Também já são capazes de utilizar a habilidade de leitura, isto é, de fazer uso da linguagem não em uma interação direta com um interlocutor, mas em uma “interação à distância, com um interlocutor não imediatamente acessível” (KLEIMAN, 2004, p. 7).

O sujeito leitor focalizado nessa pesquisa está em fase de formação, mas já interage e compreende um texto, estabelecendo relações entre ele e o seu conhecimento prévio na formação de conceitos. Desse leitor que, cognitivamente, oscila entre operações concretas e operações formais, espera-se que seja capaz de decodificar palavras, mas também capaz de ir além do que está escrito, capaz de inferir o que está oculto ou de enxergar o que não foi posto, mas que pode ser depreendido. O sujeito em questão não está limitado apenas ao que vê, ou melhor, ao que está escrito, mas consegue ir além das linhas do texto, evocando o seu conhecimento prévio para a construção de um novo texto a partir do que está lendo.

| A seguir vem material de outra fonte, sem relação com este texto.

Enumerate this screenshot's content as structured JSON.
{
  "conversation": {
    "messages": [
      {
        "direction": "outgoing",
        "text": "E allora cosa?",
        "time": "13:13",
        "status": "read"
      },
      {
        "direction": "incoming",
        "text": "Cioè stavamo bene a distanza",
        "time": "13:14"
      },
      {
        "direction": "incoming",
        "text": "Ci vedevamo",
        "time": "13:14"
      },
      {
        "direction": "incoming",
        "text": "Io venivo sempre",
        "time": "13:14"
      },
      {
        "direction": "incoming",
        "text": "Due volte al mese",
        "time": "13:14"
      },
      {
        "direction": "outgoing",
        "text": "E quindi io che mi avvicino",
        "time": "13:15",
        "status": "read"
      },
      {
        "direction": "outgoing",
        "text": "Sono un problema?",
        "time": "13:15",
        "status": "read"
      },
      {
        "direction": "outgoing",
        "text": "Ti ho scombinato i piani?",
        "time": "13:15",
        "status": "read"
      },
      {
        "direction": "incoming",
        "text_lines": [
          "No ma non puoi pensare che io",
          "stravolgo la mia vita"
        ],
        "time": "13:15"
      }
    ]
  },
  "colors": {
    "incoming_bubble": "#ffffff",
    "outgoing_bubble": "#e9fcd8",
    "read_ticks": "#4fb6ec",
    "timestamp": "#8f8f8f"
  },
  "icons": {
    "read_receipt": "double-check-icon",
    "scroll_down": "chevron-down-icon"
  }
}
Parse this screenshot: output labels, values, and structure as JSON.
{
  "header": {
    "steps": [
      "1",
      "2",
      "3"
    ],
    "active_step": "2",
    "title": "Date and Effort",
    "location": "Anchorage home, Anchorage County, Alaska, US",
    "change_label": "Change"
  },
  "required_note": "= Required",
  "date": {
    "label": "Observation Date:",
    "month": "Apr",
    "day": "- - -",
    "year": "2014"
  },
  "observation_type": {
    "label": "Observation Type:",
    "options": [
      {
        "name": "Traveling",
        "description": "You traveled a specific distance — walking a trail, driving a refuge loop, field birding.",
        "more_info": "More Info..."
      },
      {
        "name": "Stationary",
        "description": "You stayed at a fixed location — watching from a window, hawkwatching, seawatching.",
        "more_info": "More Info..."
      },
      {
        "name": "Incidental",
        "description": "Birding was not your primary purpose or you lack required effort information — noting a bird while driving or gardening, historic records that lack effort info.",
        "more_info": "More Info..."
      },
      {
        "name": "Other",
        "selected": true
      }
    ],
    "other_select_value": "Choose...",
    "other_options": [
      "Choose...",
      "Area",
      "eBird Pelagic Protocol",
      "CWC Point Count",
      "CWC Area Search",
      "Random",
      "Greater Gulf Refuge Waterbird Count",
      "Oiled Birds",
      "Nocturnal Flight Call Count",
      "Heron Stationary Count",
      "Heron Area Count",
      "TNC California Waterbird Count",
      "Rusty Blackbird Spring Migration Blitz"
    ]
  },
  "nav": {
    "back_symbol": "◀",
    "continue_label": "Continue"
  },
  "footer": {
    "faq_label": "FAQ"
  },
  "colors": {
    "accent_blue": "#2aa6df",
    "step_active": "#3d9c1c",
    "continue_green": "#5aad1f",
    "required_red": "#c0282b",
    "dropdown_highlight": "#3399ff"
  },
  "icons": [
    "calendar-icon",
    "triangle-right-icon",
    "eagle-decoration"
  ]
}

Essa capacidade do leitor mirim se deve ao fato, segundo Piaget (1975), do seu pensamento já ter ultrapassado o nível sensório-motor, no qual o ponto máximo é alcançar o objetivo. Em termos de leitura isso significa decodificar os símbolos e compreendê-los naquela situação específica, não havendo interesse em buscar outros modos de compreensão:

o que está posto no texto é o que deve ser compreendido. Dessa forma, é possível dizer então que o nível de representação de um leitor que não tivesse ultrapassado o estágio sensório-motor estaria reduzido ao nível do que está posto no texto, não conseguindo chegar às entrelinhas, enquanto, o do leitor que oscila entre os estágios operatório concreto e operatório formal é capaz de valer-se do que está escrito e ir além, construindo a sua compreensão com base nas representações do texto e nas suas próprias representações cognitivas.

Nesse sentido, o leitor em questão é uma criança que já alcançou a capacidade de representação, isto é, a capacidade de construir conceitos não apenas com base na realidade presente, mas também nas vivências passadas. Em outras palavras, é um leitor capaz de evocar as suas experiências e conhecimentos construídos para auxiliarem na elaboração de

novos conhecimentos. Essa noção da formação da capacidade de representação ou de construção de conceitos é explicada da seguinte forma por Piaget (1975, p. 308):

A chegada ao equilíbrio conceitual ou representativo se dá no momento em que o sujeito torna-se capaz de acomodar e assimilar fatos em relação ao objeto mesmo não estando presente. O sujeito torna-se capaz de estabelecer relações, buscar representações a partir de elementos que não estão presentes, mas que já foram assimilados.

É essa capacidade de representação que dá ao leitor a habilidade de ler, isto é, de ser agente no processo de leitura interagindo com o texto, não apenas buscando verdades no texto, mas também, principalmente, construindo verdades, através da compreensão do que foi lido. A capacidade de representação cognitiva colocada por Piaget (1975), torna-se um elemento chave na configuração do sujeito leitor no contexto dessa pesquisa. Afinal, é ela que torna esse leitor capaz de ultrapassar o nível da decodificação e alcançar o nível da compreensão do que lê, característica fundamental na escolha dos sujeitos dessa pesquisa.